The players know they have fun jobs for which they're fantastically compensated. But sometimes, they just want a free day like anybody else.

Spring training presents a unique challenge to their constitution. They're night owls during the regular season but not here. Most Orioles rise just after the Florida sun. They hit the training complex in Fort Lauderdale around 8 a.m., do drills all morning and play in the afternoon. And there's none of the adrenaline associated with games that count.

This spring has been more chaotic than some, with players coming and going because of the World Baseball Classic and star second baseman Brian Roberts rehabbing a potentially catastrophic injury. But routine still rules.

"It's completely different than the regular season," said veteran reliever Ricky Bottalico. "You get up at 6:30, 7 in the morning to get to the park. And then you don't play until 1. It gets monotonous, and you don't get weekends off like with a regular job."

At least Bottalico and the other pitchers don't make as many road trips as the position players. A trip such as yesterday's to play the Boston Red Sox in Fort Myers can mean 12 hours of toil on a Sunday.

"Hell, yes," said utility infielder Chris Gomez when asked if he had been anticipating the off day.

Gomez is entering his 14th big league season and doesn't dismiss the value of spring training.

"We've got to prepare," he said. "But it's pretty long. For the pitchers, they seem to have it timed so that they're ready at just the right point, but for the position players, it's a little long."

The spring can never fully simulate the real thing for Gomez.

"There's just that little edge that's kind of missing because you know it's spring training," he said. "You want to come out and go like it's any other game, but you don't want to burn yourself out. You want to work toward the season."

Pitchers say they may need more of spring training to warm up but "we don't want it to be any longer," long reliever Eric DuBose said with a laugh.

"I think everybody needs it," Kevin Millar said of the break. "We've been out here grinding for a month."

So what to do with this idyllic free time? Not much. Fishing and golf represent the active side of the spectrum.

"Mine's going to be boring," Millar said. "I have to take my family to the airport and do the family stuff you don't get to do down here."

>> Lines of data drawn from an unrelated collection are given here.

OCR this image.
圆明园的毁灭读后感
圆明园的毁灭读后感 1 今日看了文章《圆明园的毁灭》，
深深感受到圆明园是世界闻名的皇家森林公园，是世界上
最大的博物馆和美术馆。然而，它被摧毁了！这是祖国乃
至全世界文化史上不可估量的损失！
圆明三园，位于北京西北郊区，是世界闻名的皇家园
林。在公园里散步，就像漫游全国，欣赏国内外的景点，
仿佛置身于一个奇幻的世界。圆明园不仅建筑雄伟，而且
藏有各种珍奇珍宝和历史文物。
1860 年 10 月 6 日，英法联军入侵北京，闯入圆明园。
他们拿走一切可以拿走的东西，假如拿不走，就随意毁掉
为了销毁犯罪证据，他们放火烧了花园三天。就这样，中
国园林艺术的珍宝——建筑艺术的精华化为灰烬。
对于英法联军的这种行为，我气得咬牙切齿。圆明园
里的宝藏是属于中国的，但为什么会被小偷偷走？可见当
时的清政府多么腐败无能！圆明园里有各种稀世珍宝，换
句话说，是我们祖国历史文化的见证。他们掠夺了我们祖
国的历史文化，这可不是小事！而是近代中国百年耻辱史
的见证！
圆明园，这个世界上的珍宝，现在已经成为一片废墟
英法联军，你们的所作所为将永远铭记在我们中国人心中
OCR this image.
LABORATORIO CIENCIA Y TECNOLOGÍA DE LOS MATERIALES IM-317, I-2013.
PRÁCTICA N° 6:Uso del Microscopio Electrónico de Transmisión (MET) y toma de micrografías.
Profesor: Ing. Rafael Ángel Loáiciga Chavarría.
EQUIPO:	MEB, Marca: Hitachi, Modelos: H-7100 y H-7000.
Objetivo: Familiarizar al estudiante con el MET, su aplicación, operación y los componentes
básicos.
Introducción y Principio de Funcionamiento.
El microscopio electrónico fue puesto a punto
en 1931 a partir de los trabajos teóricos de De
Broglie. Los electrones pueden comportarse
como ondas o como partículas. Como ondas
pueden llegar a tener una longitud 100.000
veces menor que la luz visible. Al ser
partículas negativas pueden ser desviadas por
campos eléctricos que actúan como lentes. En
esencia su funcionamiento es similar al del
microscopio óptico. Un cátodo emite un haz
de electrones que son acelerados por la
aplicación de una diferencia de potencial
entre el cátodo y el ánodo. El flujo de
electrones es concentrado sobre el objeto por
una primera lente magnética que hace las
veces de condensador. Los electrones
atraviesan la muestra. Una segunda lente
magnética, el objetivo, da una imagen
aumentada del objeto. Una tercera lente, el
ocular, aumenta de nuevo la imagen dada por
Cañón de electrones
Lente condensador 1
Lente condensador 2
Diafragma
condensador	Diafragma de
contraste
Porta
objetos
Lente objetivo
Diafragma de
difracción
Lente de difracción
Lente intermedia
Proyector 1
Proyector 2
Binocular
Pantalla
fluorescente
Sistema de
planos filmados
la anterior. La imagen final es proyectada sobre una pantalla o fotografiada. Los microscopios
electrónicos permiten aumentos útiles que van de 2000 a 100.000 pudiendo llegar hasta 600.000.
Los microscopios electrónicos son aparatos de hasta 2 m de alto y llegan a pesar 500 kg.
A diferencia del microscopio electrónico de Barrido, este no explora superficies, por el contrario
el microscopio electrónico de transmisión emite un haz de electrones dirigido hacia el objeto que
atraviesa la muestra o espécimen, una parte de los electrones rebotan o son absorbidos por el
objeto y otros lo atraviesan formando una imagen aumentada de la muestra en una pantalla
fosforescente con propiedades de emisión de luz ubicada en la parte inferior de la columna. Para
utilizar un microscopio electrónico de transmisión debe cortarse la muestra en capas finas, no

"I'm going to take my family down to Miami and go to South Beach, do some clubbing with my kids," Gomez joked.

Gibbons, who actually hasn't been playing because of a pulled hamstring, said he usually just lounges by the pool.

"For me, it's just time to do nothing," he said.

That sounded about right to Perlozzo.

"It hasn't rained down here all spring," he said. "If it rains tomorrow, we'll have problems."

Perlozzo said the day off delineates the tiresome middle of spring camp from the final burst leading to Opening Day. He thinks his team will return fresher and ready to say, "All right, let's get kickin'."

DuBose agreed but said he'll relish today's downtime.

"It'll probably be the quickest day of the whole spring," he said.